Menteri Luar Negeri Iran, Abbas Araghchi, mengirimkan cuitan dalam bahasa Indonesia. Dalam pesannya, ia menyampaikan selamat Idul Fitri sekaligus mengucapkan terima kasih kepada pemerintah dan masyarakat Indonesia yang mengecam agresi Amerika Serikat dan Israel terhadap negaranya.
Ucapan serupa juga disampaikan oleh Araghchi kepada Malaysia dan Brunei. Ia menulis di X pada hari Minggu (22/3), “Selamat Hari Raya Idul Fitri. Terima kasih kepada pemerintah dan masyarakat Muslim serta pencinta keadilan di Asia Tenggara (Indonesia, Malaysia, Brunei) yang mengecam agresi brutal Amerika Serikat dan rezim Zionis terhadap bangsa Muslim Iran di bulan Ramadan serta menunjukkan solidaritas.”
Di Iran, Idul Fitri jatuh pada hari Sabtu, 21 Maret. Momentum hari raya ini dimanfaatkan oleh Araghchi untuk menyampaikan pesan persatuan sekaligus apresiasi atas solidaritas internasional yang diterima negaranya di tengah situasi geopolitik yang semakin memanas.
Iran terus berupaya membangun dukungan dari publik Indonesia setelah serangan koalisi AS-Israel pada 28 Februari 2026. Dubes Iran di Jakarta, Mohammad Boroujerdi, aktif bertemu dengan media dan tokoh-tokoh nasional seperti Jusuf Kalla dan Megawati. Bahkan, ia pernah bertemu dengan Menlu Sugiono.
Partai Persatuan Pembangunan (PPP) yang dipimpin oleh Jusuf Kalla akan mengirimkan bantuan obat-obatan ke Iran. Hal ini menunjukkan bahwa hubungan antara kedua negara tidak hanya terbatas pada level pemerintah, tetapi juga melibatkan komunitas dan organisasi masyarakat.
Menurut akun Kementerian Luar Negeri RI, Iran merupakan salah satu negara dengan hubungan bilateral terlama dengan Indonesia, yang dimulai sejak tahun 1950. Hubungan ini telah berkembang secara signifikan sepanjang waktu, termasuk dalam berbagai bidang seperti politik, ekonomi, dan budaya.
Iran juga menjadi salah satu anggota D-8 yang strategis bagi Indonesia. D-8 adalah kelompok negara-negara berkembang yang berkomitmen untuk meningkatkan kerja sama ekonomi dan sosial. Selain itu, Iran aktif menyuarakan perdamaian bagi Palestina, sehingga posisinya sebagai mitra penting bagi Indonesia semakin kuat.
Beberapa aspek penting dalam hubungan Indonesia-Iran antara lain:
- Sejarah yang panjang: Hubungan diplomatik antara Indonesia dan Iran telah berlangsung selama lebih dari enam dekade, mencerminkan komitmen kedua negara untuk menjaga hubungan yang baik.

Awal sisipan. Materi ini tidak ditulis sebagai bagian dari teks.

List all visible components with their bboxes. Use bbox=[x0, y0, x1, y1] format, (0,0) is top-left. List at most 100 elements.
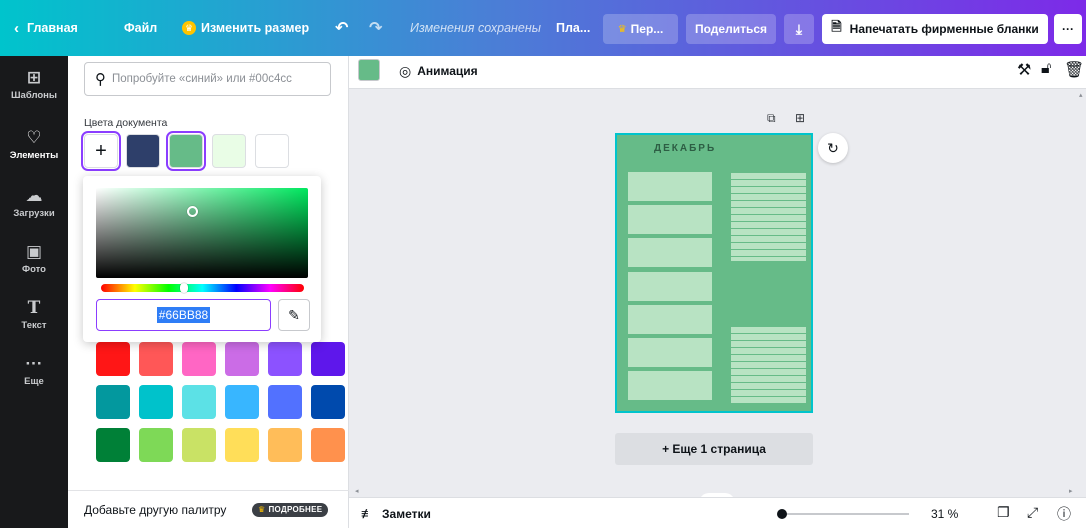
trash-icon[interactable]: 🗑︎ bbox=[1064, 60, 1084, 80]
hue-handle[interactable] bbox=[180, 283, 188, 293]
palette-swatch[interactable] bbox=[311, 342, 345, 376]
text-icon: T bbox=[27, 298, 41, 318]
learn-more-badge[interactable]: ♛ ПОДРОБНЕЕ bbox=[252, 502, 329, 517]
palette-swatch[interactable] bbox=[268, 342, 302, 376]
hex-input[interactable]: #66BB88 bbox=[96, 299, 271, 331]
search-input[interactable] bbox=[112, 73, 322, 85]
plus-icon: + bbox=[95, 139, 107, 162]
share-button[interactable]: Поделиться bbox=[686, 14, 776, 44]
crown-icon: ♛ bbox=[617, 23, 627, 35]
palette-swatch[interactable] bbox=[96, 342, 130, 376]
doc-color-swatch[interactable] bbox=[126, 134, 160, 168]
nav-item-templates[interactable]: ⊞ Шаблоны bbox=[0, 58, 68, 112]
current-color-button[interactable] bbox=[358, 59, 380, 81]
more-button[interactable]: ··· bbox=[1054, 14, 1082, 44]
palette-swatch[interactable] bbox=[96, 428, 130, 462]
print-button[interactable]: 🗎 Напечатать фирменные бланки bbox=[822, 14, 1048, 44]
zoom-slider-handle[interactable] bbox=[777, 509, 787, 519]
design-canvas: ⧉ ⊞ ДЕКАБРЬ ↻ + Еще 1 страница ︿ ◂ ▸ ▴ bbox=[349, 89, 1086, 505]
refresh-icon[interactable]: ↻ bbox=[818, 133, 848, 163]
left-nav: ⊞ Шаблоны ♡ Элементы ☁ Загрузки ▣ Фото T… bbox=[0, 56, 68, 528]
pro-button[interactable]: ♛ Пер... bbox=[603, 14, 678, 44]
nav-item-uploads[interactable]: ☁ Загрузки bbox=[0, 176, 68, 230]
color-picker-popover: #66BB88 ✎ bbox=[83, 176, 321, 342]
doc-color-swatch[interactable] bbox=[255, 134, 289, 168]
add-page-button[interactable]: + Еще 1 страница bbox=[615, 433, 813, 465]
file-menu[interactable]: Файл bbox=[124, 0, 157, 56]
zoom-level[interactable]: 31 % bbox=[931, 498, 958, 528]
nav-item-elements[interactable]: ♡ Элементы bbox=[0, 118, 68, 172]
document-icon: 🗎 bbox=[831, 19, 842, 34]
animation-button[interactable]: ◎ Анимация bbox=[399, 56, 478, 86]
plan-button[interactable]: Пла... bbox=[556, 0, 590, 56]
paint-roller-icon[interactable]: ⚒ bbox=[1017, 60, 1031, 80]
notes-icon: ≢ bbox=[361, 506, 374, 521]
hue-slider[interactable] bbox=[101, 284, 304, 292]
lock-icon[interactable]: 🔓︎ bbox=[1041, 60, 1051, 78]
arrow-left-icon[interactable]: ◂ bbox=[355, 487, 359, 495]
arrow-right-icon[interactable]: ▸ bbox=[1069, 487, 1073, 495]
saturation-value-area[interactable] bbox=[96, 188, 308, 278]
home-button[interactable]: ‹ Главная bbox=[14, 0, 78, 56]
help-icon[interactable]: ⓘ bbox=[1057, 504, 1071, 524]
eyedropper-button[interactable]: ✎ bbox=[278, 299, 310, 331]
color-search[interactable]: ⚲ bbox=[84, 62, 331, 96]
page-block bbox=[628, 305, 712, 334]
doc-color-swatch[interactable] bbox=[166, 131, 206, 171]
palette-swatch[interactable] bbox=[139, 342, 173, 376]
page-block bbox=[628, 238, 712, 267]
palette-swatch[interactable] bbox=[311, 385, 345, 419]
layout-icon: ⊞ bbox=[26, 68, 42, 87]
palette-swatch[interactable] bbox=[225, 385, 259, 419]
cloud-upload-icon: ☁ bbox=[25, 186, 43, 205]
undo-icon[interactable]: ↶ bbox=[335, 0, 348, 56]
nav-item-text[interactable]: T Текст bbox=[0, 288, 68, 342]
save-status: Изменения сохранены bbox=[410, 21, 541, 35]
palette-swatch[interactable] bbox=[139, 428, 173, 462]
palette-swatch[interactable] bbox=[225, 428, 259, 462]
saturation-handle[interactable] bbox=[187, 206, 198, 217]
vertical-scrollbar[interactable]: ▴ bbox=[1079, 89, 1086, 497]
resize-button[interactable]: ♛ Изменить размер bbox=[182, 0, 309, 56]
page-block bbox=[628, 172, 712, 201]
notes-lines-top bbox=[731, 173, 806, 261]
add-color-button[interactable]: + bbox=[81, 131, 121, 171]
palette-swatch[interactable] bbox=[182, 385, 216, 419]
bottom-bar: ≢ Заметки 31 % ❐ ⤢ ⓘ bbox=[349, 497, 1086, 528]
doc-color-swatch[interactable] bbox=[212, 134, 246, 168]
palette-swatch[interactable] bbox=[182, 428, 216, 462]
image-icon: ▣ bbox=[25, 242, 43, 261]
duplicate-page-icon[interactable]: ⧉ bbox=[767, 111, 776, 126]
add-palette-text: Добавьте другую палитру bbox=[84, 502, 227, 517]
crown-icon: ♛ bbox=[182, 21, 196, 35]
palette-swatch[interactable] bbox=[311, 428, 345, 462]
redo-icon[interactable]: ↷ bbox=[369, 0, 382, 56]
page-block bbox=[628, 371, 712, 400]
zoom-slider[interactable] bbox=[785, 513, 909, 515]
panel-footer: Добавьте другую палитру ♛ ПОДРОБНЕЕ bbox=[68, 490, 349, 528]
page-count-icon[interactable]: ❐ bbox=[997, 504, 1010, 521]
palette-swatch[interactable] bbox=[96, 385, 130, 419]
design-page[interactable]: ДЕКАБРЬ bbox=[615, 133, 813, 413]
page-block bbox=[628, 272, 712, 301]
palette-swatch[interactable] bbox=[268, 385, 302, 419]
palette-swatch[interactable] bbox=[139, 385, 173, 419]
palette-swatch[interactable] bbox=[182, 342, 216, 376]
hex-value: #66BB88 bbox=[156, 307, 211, 323]
palette-swatch[interactable] bbox=[225, 342, 259, 376]
nav-item-photos[interactable]: ▣ Фото bbox=[0, 232, 68, 286]
arrow-up-icon[interactable]: ▴ bbox=[1079, 91, 1083, 99]
nav-item-more[interactable]: ··· Еще bbox=[0, 344, 68, 398]
top-bar: ‹ Главная Файл ♛ Изменить размер ↶ ↷ Изм… bbox=[0, 0, 1086, 56]
crown-icon: ♛ bbox=[258, 505, 266, 514]
shapes-icon: ♡ bbox=[26, 128, 42, 147]
eyedropper-icon: ✎ bbox=[288, 306, 300, 323]
add-page-icon[interactable]: ⊞ bbox=[795, 111, 805, 125]
palette-swatch[interactable] bbox=[268, 428, 302, 462]
fullscreen-icon[interactable]: ⤢ bbox=[1027, 504, 1038, 521]
page-title: ДЕКАБРЬ bbox=[654, 143, 717, 154]
download-icon[interactable]: ⤓ bbox=[784, 14, 814, 44]
page-block bbox=[628, 338, 712, 367]
horizontal-scrollbar[interactable]: ◂ ▸ bbox=[349, 487, 1079, 497]
notes-button[interactable]: ≢ Заметки bbox=[361, 498, 431, 528]
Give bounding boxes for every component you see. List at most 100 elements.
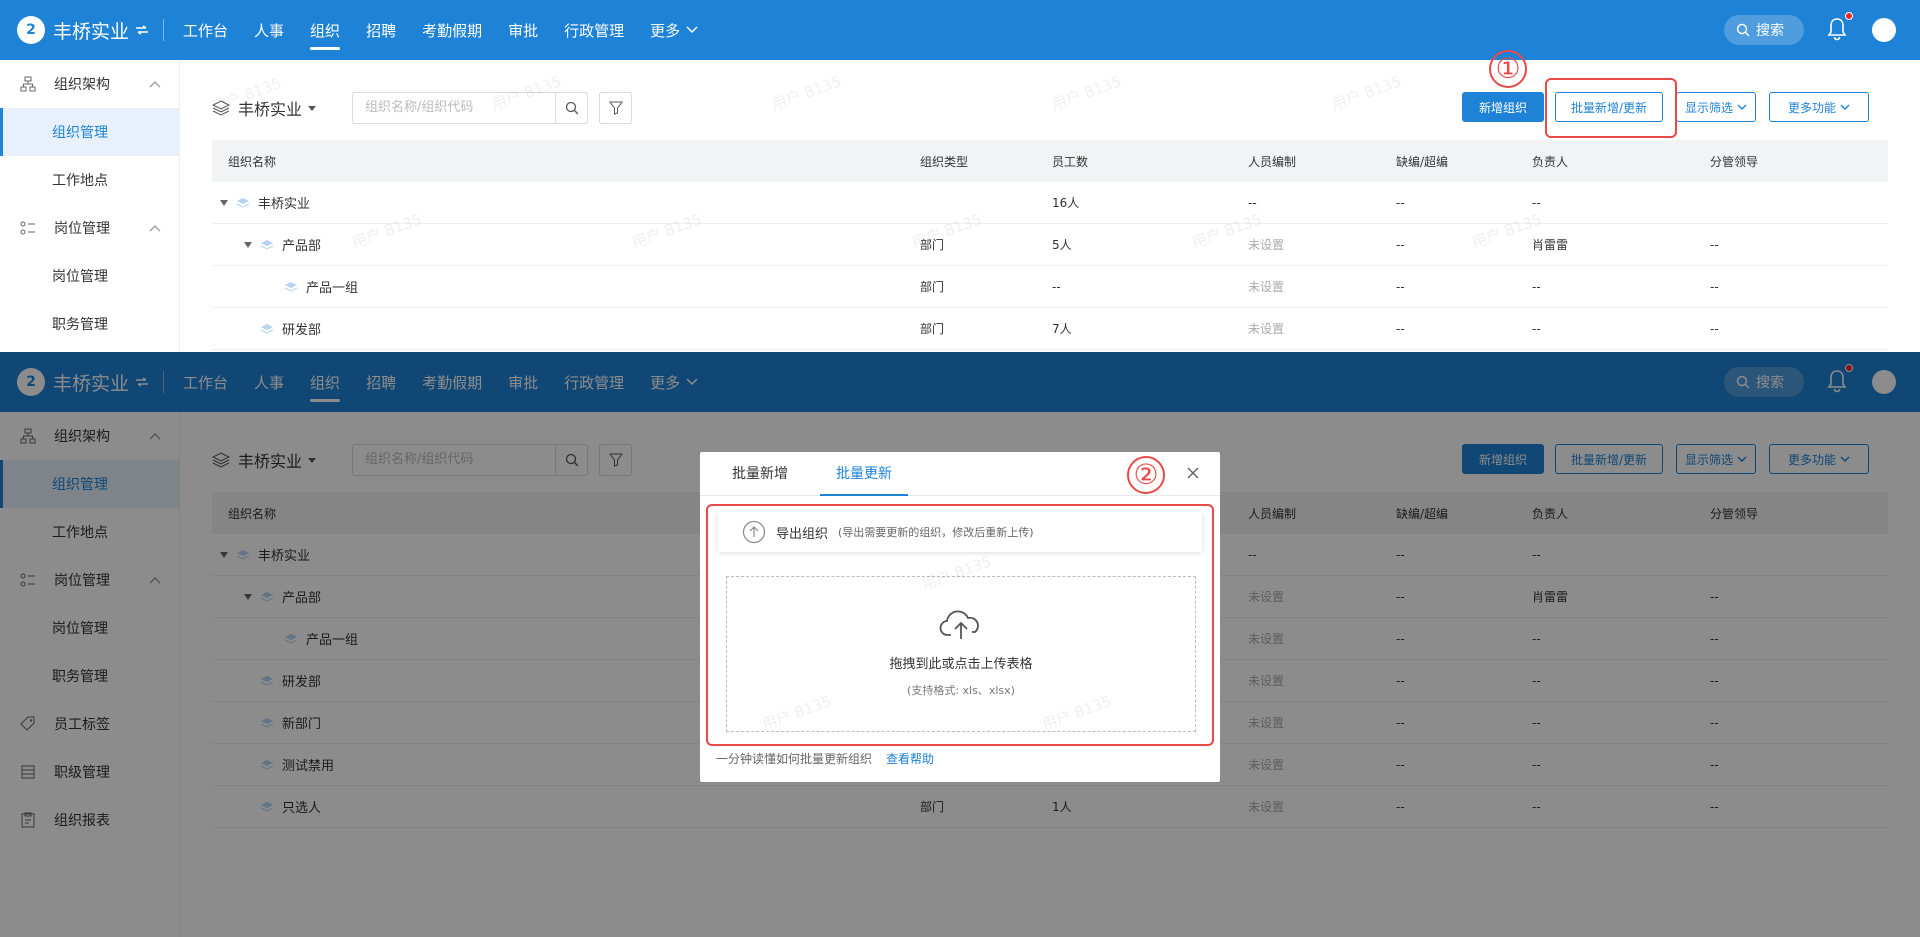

- Kerja sama regional: Sebagai anggota D-8, Iran dan Indonesia bekerja sama dalam berbagai inisiatif pembangunan dan diplomasi regional.
- Dukungan kemanusiaan: Berbagai inisiatif kemanusiaan, seperti pengiriman bantuan medis, menunjukkan bahwa hubungan antara dua negara tidak hanya terbatas pada level pemerintah, tetapi juga melibatkan masyarakat luas.
- Perdamaian global: Iran aktif dalam upaya-upaya perdamaian global, termasuk dalam isu Palestina, yang sejalan dengan prinsip-prinsip Indonesia dalam mendukung solusi damai.
Hubungan antara Indonesia dan Iran terus berkembang, meskipun dihadapkan pada tantangan geopolitik yang kompleks. Namun, melalui dialog, kerja sama, dan kepercayaan, kedua negara tetap berkomitmen untuk menjaga hubungan yang saling menguntungkan.